Deep Discriminative Clustering Analysis
This addresses clustering inefficiencies in deep learning for domains like image, text, and audio, though it appears incremental as it builds on existing deep clustering approaches.
The paper tackles the problem of traditional clustering methods using low-level representations by developing Deep Discriminative Clustering (DDC), which models clustering with deep neural networks to learn high-level discriminative representations and relationships between patterns, resulting in outperforming current methods on eight diverse datasets.
Traditional clustering methods often perform clustering with low-level indiscriminative representations and ignore relationships between patterns, resulting in slight achievements in the era of deep learning.

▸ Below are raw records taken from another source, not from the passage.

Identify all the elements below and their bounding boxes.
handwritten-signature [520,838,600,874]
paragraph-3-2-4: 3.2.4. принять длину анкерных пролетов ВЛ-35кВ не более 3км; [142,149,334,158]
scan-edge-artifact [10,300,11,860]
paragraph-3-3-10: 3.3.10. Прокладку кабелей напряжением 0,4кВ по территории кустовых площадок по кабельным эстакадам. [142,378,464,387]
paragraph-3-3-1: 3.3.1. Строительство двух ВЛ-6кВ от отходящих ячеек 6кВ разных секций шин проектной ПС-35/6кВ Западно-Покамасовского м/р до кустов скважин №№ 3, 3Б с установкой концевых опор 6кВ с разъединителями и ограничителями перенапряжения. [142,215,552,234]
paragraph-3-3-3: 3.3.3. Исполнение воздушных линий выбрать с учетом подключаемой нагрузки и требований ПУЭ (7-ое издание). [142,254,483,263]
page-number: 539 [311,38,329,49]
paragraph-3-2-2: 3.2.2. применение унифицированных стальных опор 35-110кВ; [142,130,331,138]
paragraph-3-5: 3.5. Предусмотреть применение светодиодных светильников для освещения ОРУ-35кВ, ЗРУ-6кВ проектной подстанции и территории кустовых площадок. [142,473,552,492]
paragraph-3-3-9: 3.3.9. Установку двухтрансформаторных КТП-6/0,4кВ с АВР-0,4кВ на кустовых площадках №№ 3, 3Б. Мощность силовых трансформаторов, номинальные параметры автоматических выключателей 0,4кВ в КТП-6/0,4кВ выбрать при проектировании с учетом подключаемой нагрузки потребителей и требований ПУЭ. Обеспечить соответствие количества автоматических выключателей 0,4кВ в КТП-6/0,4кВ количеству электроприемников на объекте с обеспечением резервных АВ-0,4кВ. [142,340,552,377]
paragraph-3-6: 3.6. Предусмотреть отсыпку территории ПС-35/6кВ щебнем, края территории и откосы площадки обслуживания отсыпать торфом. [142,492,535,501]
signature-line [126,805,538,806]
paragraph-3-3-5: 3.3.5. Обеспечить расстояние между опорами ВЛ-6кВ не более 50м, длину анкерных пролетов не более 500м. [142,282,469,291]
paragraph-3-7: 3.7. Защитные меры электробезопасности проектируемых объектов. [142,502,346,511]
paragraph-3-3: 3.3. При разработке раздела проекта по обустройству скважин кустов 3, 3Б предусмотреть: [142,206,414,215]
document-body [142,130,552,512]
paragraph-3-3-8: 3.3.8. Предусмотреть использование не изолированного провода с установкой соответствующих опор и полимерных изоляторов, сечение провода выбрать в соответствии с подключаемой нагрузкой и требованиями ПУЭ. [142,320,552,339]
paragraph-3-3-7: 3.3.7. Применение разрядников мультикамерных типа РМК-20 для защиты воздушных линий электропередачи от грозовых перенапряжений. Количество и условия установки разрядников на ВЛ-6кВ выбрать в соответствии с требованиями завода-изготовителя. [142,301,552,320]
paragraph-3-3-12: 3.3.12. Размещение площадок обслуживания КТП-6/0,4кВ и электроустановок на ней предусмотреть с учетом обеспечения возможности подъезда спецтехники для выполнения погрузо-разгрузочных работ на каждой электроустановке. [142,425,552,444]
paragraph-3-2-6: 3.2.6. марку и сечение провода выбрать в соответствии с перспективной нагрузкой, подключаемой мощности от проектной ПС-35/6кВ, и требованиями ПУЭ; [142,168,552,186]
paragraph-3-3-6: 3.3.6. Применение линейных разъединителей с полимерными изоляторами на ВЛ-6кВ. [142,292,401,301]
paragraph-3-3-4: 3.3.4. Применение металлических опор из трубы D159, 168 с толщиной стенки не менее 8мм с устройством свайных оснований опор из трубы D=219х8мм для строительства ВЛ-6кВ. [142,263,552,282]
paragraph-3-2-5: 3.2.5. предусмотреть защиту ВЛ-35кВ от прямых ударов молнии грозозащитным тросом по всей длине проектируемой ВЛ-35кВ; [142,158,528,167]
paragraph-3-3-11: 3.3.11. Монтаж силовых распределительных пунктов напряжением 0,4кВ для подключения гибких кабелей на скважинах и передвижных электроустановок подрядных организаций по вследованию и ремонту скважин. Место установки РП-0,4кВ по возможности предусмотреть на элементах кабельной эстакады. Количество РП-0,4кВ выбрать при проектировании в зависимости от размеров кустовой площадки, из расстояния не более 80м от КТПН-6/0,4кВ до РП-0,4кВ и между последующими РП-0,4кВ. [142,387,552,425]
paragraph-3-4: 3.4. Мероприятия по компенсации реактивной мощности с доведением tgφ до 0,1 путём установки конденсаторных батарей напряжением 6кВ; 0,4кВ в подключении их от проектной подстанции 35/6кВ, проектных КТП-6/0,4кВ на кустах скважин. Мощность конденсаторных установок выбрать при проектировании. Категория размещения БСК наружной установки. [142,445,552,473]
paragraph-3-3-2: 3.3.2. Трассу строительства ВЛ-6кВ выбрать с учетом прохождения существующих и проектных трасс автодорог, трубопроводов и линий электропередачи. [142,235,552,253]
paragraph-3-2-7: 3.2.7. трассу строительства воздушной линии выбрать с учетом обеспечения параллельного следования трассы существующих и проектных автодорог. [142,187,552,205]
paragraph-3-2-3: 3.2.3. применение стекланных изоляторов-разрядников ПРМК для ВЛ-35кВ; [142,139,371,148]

To handle this problem, we develop Deep Discriminative Clustering (DDC) that models the clustering task by investigating relationships between patterns with a deep neural network. Technically, a global constraint is introduced to adaptively estimate the relationships, and a local constraint is developed to endow the network with the capability of learning high-level discriminative representations. By iteratively training the network and estimating the relationships in a mini-batch manner, DDC theoretically converges and the trained network enables to generate a group of discriminative representations that can be treated as clustering centers for straightway clustering. Extensive experiments strongly demonstrate that DDC outperforms current methods on eight image, text and audio datasets concurrently.